Two teams were awarded a prize for their work. One for their creative use of the City data sets, and the other for their technical achievement.
Adam Heinermann and Eric Brisco had the most creative entry. They created a game which uncovers a “fog of war” as players physically move around the city, and awards achievements for players who find landmarks like parks and heritage buildings. All of the judges were impressed with the creativity of this application of game concepts to achieve community goals.
Chris Drouillard, Alex Velazquez, and Kevin Yavno won for technical achievement. They were able to create an application that works on desktop computers and phones, visualizing city data sets like ward boundaries, sidewalks and bike trails on a map. Their application also shows detailed information about locations within the city as reported by city data sets. They won because they were able to do an incredible amount of work and created a highly polished application in just 24 hours. As of this posting, you can check out “Winfo” on Chris’ web space.

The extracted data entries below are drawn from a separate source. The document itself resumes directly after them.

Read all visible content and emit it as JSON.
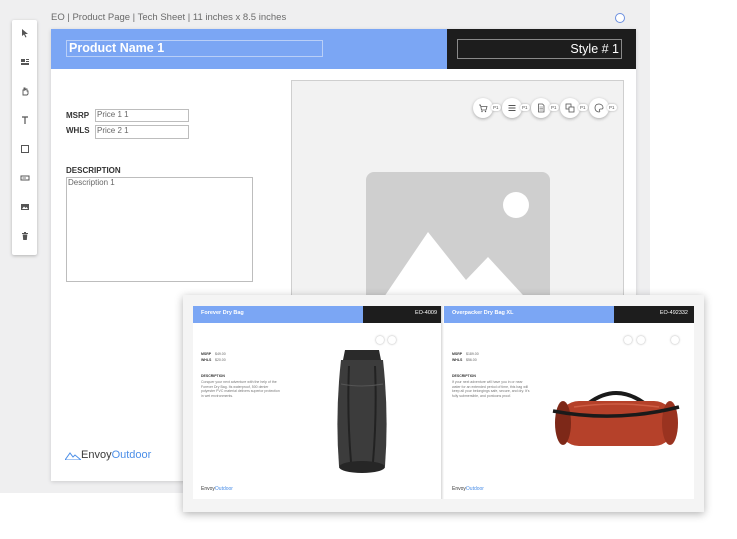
{
  "sheet": {
    "title": "EO | Product Page | Tech Sheet | 11 inches x 8.5 inches"
  },
  "toolbar": {
    "tools": [
      "pointer-icon",
      "layout-icon",
      "hand-icon",
      "text-icon",
      "shape-icon",
      "field-icon",
      "image-icon",
      "trash-icon"
    ]
  },
  "page": {
    "product_name": "Product Name 1",
    "style_number": "Style # 1",
    "msrp_label": "MSRP",
    "msrp_value": "Price 1 1",
    "whls_label": "WHLS",
    "whls_value": "Price 2 1",
    "description_label": "DESCRIPTION",
    "description_value": "Description 1",
    "image_buttons": [
      {
        "icon": "cart-icon",
        "badge": "P1"
      },
      {
        "icon": "list-icon",
        "badge": "P1"
      },
      {
        "icon": "document-icon",
        "badge": "P1"
      },
      {
        "icon": "layers-icon",
        "badge": "P1"
      },
      {
        "icon": "palette-icon",
        "badge": "P1"
      }
    ],
    "logo": {
      "part1": "Envoy",
      "part2": "Outdoor"
    }
  },
  "preview": {
    "left": {
      "name": "Forever Dry Bag",
      "code": "EO-4009",
      "msrp_label": "MSRP",
      "msrp_value": "$49.00",
      "whls_label": "WHLS",
      "whls_value": "$20.00",
      "description_label": "DESCRIPTION",
      "description": "Conquer your next adventure with the help of the Forever Dry Bag. Its waterproof, 500 denier polyester PVC material delivers superior protection in wet environments.",
      "logo": {
        "part1": "Envoy",
        "part2": "Outdoor"
      }
    },
    "right": {
      "name": "Overpacker Dry Bag XL",
      "code": "EO-492332",
      "msrp_label": "MSRP",
      "msrp_value": "$189.00",
      "whls_label": "WHLS",
      "whls_value": "$56.00",
      "description_label": "DESCRIPTION",
      "description": "If your next adventure will have you in or near water for an extended period of time, this bag will keep all your belongings safe, secure, and dry. It's fully submersible, and pontoons proof.",
      "logo": {
        "part1": "Envoy",
        "part2": "Outdoor"
      }
    }
  },
  "colors": {
    "accent_blue": "#7ba6f4",
    "dark_header": "#1d1d1d",
    "logo_blue": "#4c8fe8"
  }
}
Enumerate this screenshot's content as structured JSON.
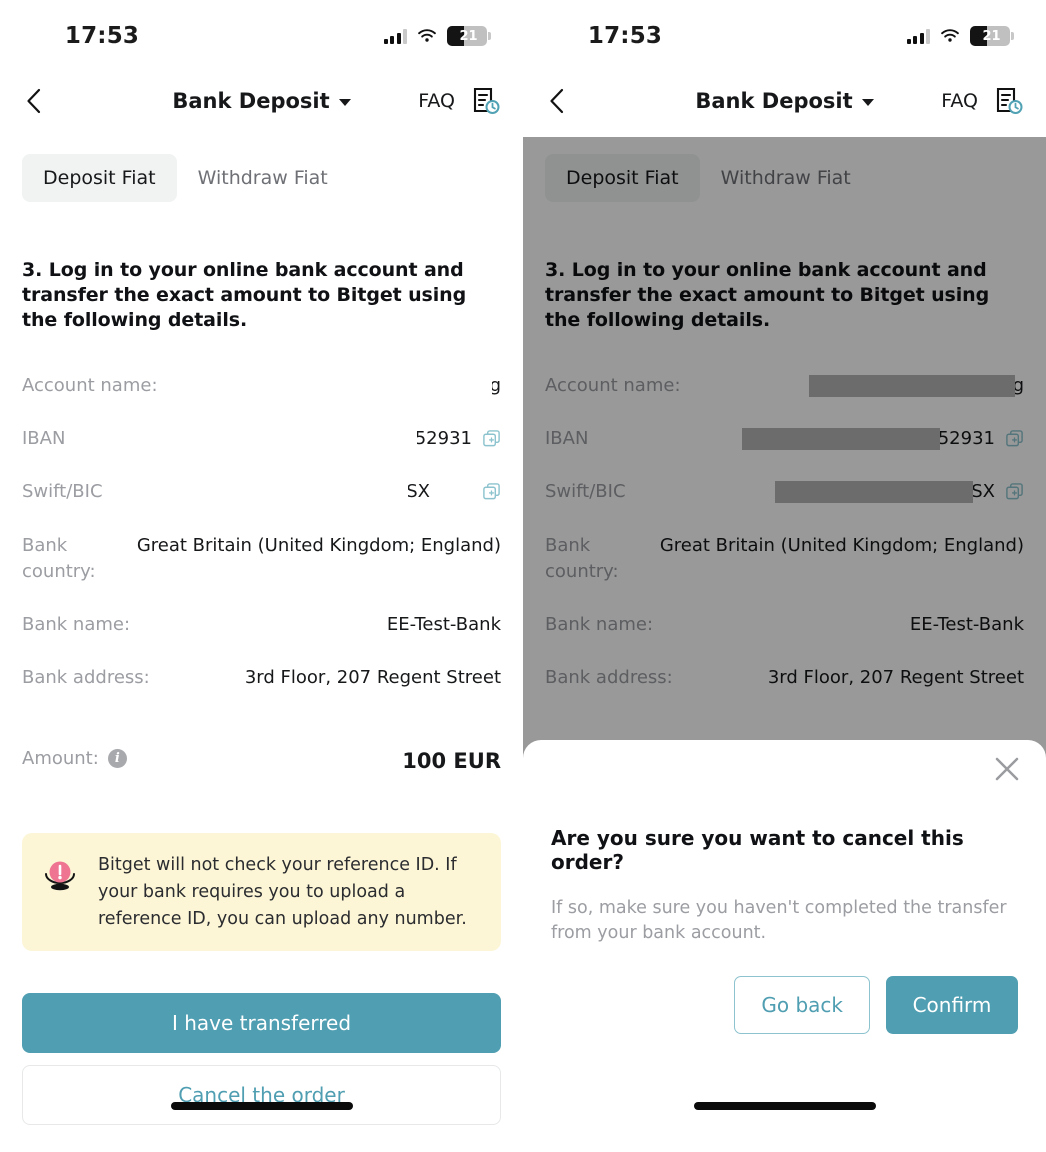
{
  "status_bar": {
    "time": "17:53",
    "battery_level": "21",
    "icons": [
      "cellular-signal-icon",
      "wifi-icon",
      "battery-icon"
    ]
  },
  "header": {
    "back_icon": "back-chevron-icon",
    "title": "Bank Deposit",
    "dropdown_icon": "chevron-down-icon",
    "faq_label": "FAQ",
    "order_history_icon": "document-clock-icon"
  },
  "tabs": [
    {
      "label": "Deposit Fiat",
      "active": true
    },
    {
      "label": "Withdraw Fiat",
      "active": false
    }
  ],
  "step": {
    "title": "3. Log in to your online bank account and transfer the exact amount to Bitget using the following details."
  },
  "details": [
    {
      "key": "Account name:",
      "value": "g",
      "copyable": false,
      "redacted": true,
      "redact_width": 206
    },
    {
      "key": "IBAN",
      "value": "52931",
      "copyable": true,
      "redacted": true,
      "redact_width": 198
    },
    {
      "key": "Swift/BIC",
      "value": "SX",
      "copyable": true,
      "redacted": true,
      "redact_width": 198
    },
    {
      "key": "Bank country:",
      "value": "Great Britain (United Kingdom; England)",
      "copyable": false,
      "redacted": false
    },
    {
      "key": "Bank name:",
      "value": "EE-Test-Bank",
      "copyable": false,
      "redacted": false
    },
    {
      "key": "Bank address:",
      "value": "3rd Floor, 207 Regent Street",
      "copyable": false,
      "redacted": false
    }
  ],
  "amount_row": {
    "key": "Amount:",
    "info_icon": "info-icon",
    "value": "100 EUR"
  },
  "warning": {
    "icon": "alert-exclamation-icon",
    "text": "Bitget will not check your reference ID. If your bank requires you to upload a reference ID, you can upload any number."
  },
  "actions": {
    "primary_label": "I have transferred",
    "secondary_label": "Cancel the order"
  },
  "modal": {
    "close_icon": "close-icon",
    "title": "Are you sure you want to cancel this order?",
    "subtitle": "If so, make sure you haven't completed the transfer from your bank account.",
    "go_back_label": "Go back",
    "confirm_label": "Confirm"
  },
  "colors": {
    "accent_teal": "#4f9eb1",
    "warning_bg": "#fcf6d7",
    "warning_icon": "#ee6f8e",
    "muted_text": "#9b9da2",
    "tab_active_bg": "#f1f3f3"
  },
  "home_indicator": "home-indicator"
}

Alexander Chernoukhov and Adrien Gagnon created a concept for a game with the awesome name “Windsor Garbage Zombies.” They demonstrated a proof-of-concept and vision for an augmented reality MMORPG taking place on the streets of Windsor. Their presentation was quite a crowd pleaser!
Sehaj Chawla, working under a bit of a handicap (see below), created an iPhone application designed to locate City parking lots. The app has a crowdsourcing component – users can report how full a parking lot is when they get there, helping others choose the best place to park.
Alexander Nikolic and Jordan Willis created an application designed to help Windsor house-hunters make a decision by tying together City of Windsor and third-party data to identify nearby amenities.
The mentorship team consisted of Hackforgers Randy Topliffe, Jeff Szusz, William Comartin, Ben Hohner, Dan Koss, and Lucas Jones. I really appreciate them giving up their weekend for this event, along with our hosts from the U of W CS department Steve Karamatos and Margaret Garabon Cookson.
It was a really successful event. The creativity and technical achievement of all of the students was really outstanding.
All of the technical participants, whether they were contestants or mentors, learned a lot about the way that City of Windsor geographic data works and how to work with it. Professional programmers, mainly early in their career, acted as mentors and taught valuable project management skills to the contestants.
A group of representatives from the City of Windsor (Marian Drouillard, Alison Cherko and Bob Price), Alphakor (Frank Abbruzzese) and the University (Dr. Ziad Kobti) gave up their Sunday afternoon to serve as judges.
As I mentioned above, Sehaj was limited to working with City-provided CSV files because there is not a readily-usable iOS library available for working with Shapefiles. We found “iOS-Shapefile” on Github but Sehaj found that it didn’t work with the City of Windsor data. I was inspired by all the hacking going on around me so I took a crack at debugging this library. I was able to get it working with a few small additions. I’m hosting my fork with my Github account. When I get an opportunity I’ll clean it up a bit, but even in it’s current state it should be useful.